- For Immediate Release:
Today, the U.S. Food and Drug Administration announced an unprecedented advancement in foodborne illness prevention through the finalization of a rule to more effectively trace contaminated food through the food supply, whether sourced in the U.S. or abroad.
The final rule establishes additional traceability recordkeeping requirements for those that manufacture, process, pack or hold certain foods, including fresh leafy greens, nut butters, fresh-cut fruits and vegetables and ready-to-eat deli salads. In collaboration with industry, the FDA will be able to more rapidly and effectively identify the origin and route of travel of certain contaminated foods to prevent or mitigate foodborne illness outbreaks, address credible threats of serious adverse health consequences or death, and minimize overly broad advisories or recalls that implicate unaffected food products.
“This rule lays the foundation for even greater end-to-end food traceability across the food system that we’re working on as part of the New Era of Smarter Food Safety initiative,” said Frank Yiannas, the FDA’s deputy commissioner for food policy and response. “This standardized, data-driven approach to traceability recordkeeping helps create a harmonized, universal language of food traceability that will help pave the way for industry to adopt and leverage more digital, interoperable and tech-enabled traceability systems both in the near term and the future.”
Foods subject to the final rule requirements appear on the Food Traceability List (FTL). To determine which foods should be included on the FTL, the FDA developed a risk-ranking model for food tracing based on the factors that Congress identified in Section 204 of the FDA Food Safety Modernization Act (FSMA).

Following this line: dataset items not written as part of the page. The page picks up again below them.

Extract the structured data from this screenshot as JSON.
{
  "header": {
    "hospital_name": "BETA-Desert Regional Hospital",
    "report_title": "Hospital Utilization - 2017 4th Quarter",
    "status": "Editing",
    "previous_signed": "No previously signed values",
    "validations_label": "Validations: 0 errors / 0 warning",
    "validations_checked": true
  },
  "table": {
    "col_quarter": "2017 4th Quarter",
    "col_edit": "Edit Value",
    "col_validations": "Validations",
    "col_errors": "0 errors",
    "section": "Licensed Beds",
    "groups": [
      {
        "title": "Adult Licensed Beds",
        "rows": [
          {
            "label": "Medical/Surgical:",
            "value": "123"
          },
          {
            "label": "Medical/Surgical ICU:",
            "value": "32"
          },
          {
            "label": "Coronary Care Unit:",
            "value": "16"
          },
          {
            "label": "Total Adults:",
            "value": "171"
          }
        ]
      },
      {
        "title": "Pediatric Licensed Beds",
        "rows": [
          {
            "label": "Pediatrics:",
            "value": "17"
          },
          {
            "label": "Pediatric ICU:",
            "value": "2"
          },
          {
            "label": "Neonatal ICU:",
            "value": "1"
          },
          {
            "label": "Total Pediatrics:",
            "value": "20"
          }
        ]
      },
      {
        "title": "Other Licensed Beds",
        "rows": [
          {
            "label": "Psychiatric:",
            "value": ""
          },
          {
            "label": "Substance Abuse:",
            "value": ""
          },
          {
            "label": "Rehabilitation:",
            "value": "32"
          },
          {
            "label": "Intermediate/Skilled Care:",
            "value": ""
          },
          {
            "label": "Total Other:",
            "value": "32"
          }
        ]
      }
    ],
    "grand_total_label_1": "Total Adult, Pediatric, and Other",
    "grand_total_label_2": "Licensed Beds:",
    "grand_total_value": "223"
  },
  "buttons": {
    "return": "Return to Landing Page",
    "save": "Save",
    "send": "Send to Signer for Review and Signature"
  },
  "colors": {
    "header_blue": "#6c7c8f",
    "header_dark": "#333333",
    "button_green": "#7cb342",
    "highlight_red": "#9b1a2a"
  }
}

These foods include fresh leafy greens, melons, peppers, sprouts, herbs, tomatoes, cucumbers, and tropical tree fruits, as well as shell eggs, nut butters, fresh-cut fruits and vegetables, ready-to-eat deli salads, cheeses (other than hard cheese), finfish and crustaceans.
The FDA released a proposed rule in 2020 and held a public comment period where comments were received from food producers and other stakeholders through early 2021. In response, the agency has made several changes to the final rule so that it better aligns with current industry approaches to food traceability and harmonizes points in the supply chain where records must be maintained.
Key features of the final rule include:
- Critical Tracking Events: at specific points in the supply chain – such as harvesting, cooling, initial packing, receiving, transforming, and shipping FTL foods – records containing Key Data Elements are required.
- Traceability Plan: information essential to help regulators understand an entity’s traceability program. These include a description of the procedures used to maintain required records, descriptions of procedures used to identify foods on the FTL, descriptions of how traceability lot codes are assigned, a point of contact for questions regarding the traceability plan and a farm map for those that grow or raise a food on the FTL.
- Additional Requirements: maintenance of records as original paper or electronic records, or true copies; providing requested records to the FDA within 24 hours of a request (or within a reasonable time to which the FDA has agreed); and providing records in an electronic sortable spreadsheet when necessary to assist the FDA during an outbreak, recall or other threat to public health.
Foodborne illness affects millions of Americans each year. Today’s action progresses the agency’s commitment to better protect the public by ensuring a safe and wholesome food supply. Enhanced recordkeeping requirements for FTL foods will allow for faster identification and rapid removal of potentially contaminated food from the market, ultimately resulting in fewer foodborne illnesses and deaths.
The FDA, an agency within the U.S. Department of Health and Human Services, protects the public health by assuring the safety, effectiveness, and security of human and veterinary drugs, vaccines and other biological products for human use, and medical devices. The agency also is responsible for the safety and security of our nation’s food supply, cosmetics, dietary supplements, products that give off electronic radiation, and for regulating tobacco products.